Altered Insular and Occipital Responses to Simulated Vertical Self-Motion in Patients with Persistent Postural-Perceptual Dizziness.

02 May 2018

BACKGROUND: Persistent postural-perceptual dizziness (PPPD) is a common functional vestibular disorder characterized by persistent symptoms of non-vertiginous dizziness and unsteadiness that are exacerbated by upright posture, self-motion, and exposure to complex or moving visual stimuli. Recent physiologic and neuroimaging data suggest that greater reliance on visual cues for postural control (as opposed to vestibular cues-a phenomenon termed visual dependence) and dysfunction in central visuo-vestibular networks may be important pathophysiologic mechanisms underlying PPPD. Dysfunctions are thought to involve insular regions that encode recognition of the visual effects of motion in the gravitational field. METHODS: We tested for altered activity in vestibular and visual cortices during self-motion simulation obtained via a visual virtual-reality rollercoaster stimulation using functional magnetic resonance imaging in 15 patients with PPPD and 15 healthy controls (HCs).
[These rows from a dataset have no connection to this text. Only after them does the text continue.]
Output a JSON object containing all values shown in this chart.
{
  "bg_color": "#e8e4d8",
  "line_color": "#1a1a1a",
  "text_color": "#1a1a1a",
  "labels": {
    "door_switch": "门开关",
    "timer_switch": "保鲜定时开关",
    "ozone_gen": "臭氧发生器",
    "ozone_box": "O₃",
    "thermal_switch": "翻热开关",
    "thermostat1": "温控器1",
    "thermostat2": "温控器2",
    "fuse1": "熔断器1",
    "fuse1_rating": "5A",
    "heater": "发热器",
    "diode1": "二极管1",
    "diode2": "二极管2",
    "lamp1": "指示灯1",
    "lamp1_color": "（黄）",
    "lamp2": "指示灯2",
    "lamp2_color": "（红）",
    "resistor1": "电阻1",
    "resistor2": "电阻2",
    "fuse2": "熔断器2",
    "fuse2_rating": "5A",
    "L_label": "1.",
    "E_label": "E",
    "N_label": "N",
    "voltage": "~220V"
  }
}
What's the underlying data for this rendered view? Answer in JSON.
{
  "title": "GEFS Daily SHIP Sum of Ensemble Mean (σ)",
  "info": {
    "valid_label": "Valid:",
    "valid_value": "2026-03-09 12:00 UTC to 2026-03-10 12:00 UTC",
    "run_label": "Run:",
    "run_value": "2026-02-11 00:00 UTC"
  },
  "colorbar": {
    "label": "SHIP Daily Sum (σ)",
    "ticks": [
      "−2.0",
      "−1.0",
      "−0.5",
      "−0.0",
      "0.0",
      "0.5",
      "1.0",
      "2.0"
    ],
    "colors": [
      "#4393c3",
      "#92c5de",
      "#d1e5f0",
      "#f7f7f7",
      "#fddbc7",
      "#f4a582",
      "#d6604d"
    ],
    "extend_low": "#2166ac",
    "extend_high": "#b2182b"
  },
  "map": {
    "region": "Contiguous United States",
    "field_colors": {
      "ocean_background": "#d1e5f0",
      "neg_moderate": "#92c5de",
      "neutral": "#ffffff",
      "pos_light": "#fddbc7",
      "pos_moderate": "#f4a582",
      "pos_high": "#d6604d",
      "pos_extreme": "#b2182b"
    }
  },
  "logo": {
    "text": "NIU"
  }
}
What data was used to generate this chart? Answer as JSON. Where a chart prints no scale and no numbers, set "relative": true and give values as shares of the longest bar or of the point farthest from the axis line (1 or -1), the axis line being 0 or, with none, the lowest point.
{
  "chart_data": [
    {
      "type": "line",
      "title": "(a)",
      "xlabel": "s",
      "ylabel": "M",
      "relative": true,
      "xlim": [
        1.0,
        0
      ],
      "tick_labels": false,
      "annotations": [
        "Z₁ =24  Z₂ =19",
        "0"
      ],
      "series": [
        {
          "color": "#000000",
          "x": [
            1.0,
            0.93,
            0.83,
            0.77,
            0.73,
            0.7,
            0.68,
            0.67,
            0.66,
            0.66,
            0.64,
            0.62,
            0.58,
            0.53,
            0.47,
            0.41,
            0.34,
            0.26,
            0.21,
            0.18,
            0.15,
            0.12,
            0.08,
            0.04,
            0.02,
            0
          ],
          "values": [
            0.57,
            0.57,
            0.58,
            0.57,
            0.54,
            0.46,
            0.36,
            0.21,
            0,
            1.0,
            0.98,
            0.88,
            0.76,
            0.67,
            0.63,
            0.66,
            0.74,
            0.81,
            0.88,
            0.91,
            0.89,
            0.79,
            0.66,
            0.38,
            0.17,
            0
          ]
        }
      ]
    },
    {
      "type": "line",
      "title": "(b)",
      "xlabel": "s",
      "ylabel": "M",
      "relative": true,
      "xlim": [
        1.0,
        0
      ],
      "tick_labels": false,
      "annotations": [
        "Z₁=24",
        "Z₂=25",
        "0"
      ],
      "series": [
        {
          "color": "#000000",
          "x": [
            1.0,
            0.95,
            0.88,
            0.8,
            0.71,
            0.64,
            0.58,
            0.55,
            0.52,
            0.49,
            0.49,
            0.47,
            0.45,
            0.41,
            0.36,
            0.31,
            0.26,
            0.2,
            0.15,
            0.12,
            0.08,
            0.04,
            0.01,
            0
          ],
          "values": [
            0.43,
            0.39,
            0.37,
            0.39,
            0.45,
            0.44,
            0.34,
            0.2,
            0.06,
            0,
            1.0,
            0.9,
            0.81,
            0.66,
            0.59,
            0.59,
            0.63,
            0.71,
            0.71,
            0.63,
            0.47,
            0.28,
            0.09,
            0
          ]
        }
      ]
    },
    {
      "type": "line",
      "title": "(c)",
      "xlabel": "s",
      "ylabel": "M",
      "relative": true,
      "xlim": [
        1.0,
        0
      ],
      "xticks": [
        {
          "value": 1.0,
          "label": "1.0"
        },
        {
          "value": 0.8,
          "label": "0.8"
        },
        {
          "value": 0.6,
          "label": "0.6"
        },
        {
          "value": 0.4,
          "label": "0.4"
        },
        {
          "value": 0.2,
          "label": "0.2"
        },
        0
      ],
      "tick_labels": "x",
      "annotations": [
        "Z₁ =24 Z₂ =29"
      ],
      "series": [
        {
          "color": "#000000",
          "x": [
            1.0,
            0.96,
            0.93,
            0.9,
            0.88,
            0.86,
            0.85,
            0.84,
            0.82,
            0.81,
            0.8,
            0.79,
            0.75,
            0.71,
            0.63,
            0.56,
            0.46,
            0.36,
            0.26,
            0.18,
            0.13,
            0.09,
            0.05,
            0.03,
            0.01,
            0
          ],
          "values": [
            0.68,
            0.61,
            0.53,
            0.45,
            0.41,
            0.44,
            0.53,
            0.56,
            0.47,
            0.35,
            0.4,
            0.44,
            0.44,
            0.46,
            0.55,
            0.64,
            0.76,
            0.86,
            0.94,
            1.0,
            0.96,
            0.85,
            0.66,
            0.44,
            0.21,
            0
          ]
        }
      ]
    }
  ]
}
We compared between groups differences in brain responses to simulated displacements in vertical vs horizontal directions and correlated the difference in directional responses with dizziness handicap in patients with PPPD. RESULTS: HCs showed increased activity in the anterior bank of the central insular sulcus during vertical relative to horizontal motion, which was not seen in patients with PPPD. However, for the same comparison, dizziness handicap correlated positively with activity in the visual cortex (V1, V2, and V3) in patients with PPPD. CONCLUSION: We provide novel insight into the pathophysiologic mechanisms underlying PPPD, including functional alterations in brain processes that affect balance control and reweighting of space-motion inputs to favor visual cues. For patients with PPPD, difficulties using visual data to discern the effects of gravity on self-motion may adversely affect balance control, particularly for individuals who simultaneously rely too heavily on visual stimuli. In addition, increased activity in the visual cortex, which correlated with severity of dizziness handicap, may be a neural correlate of visual dependence.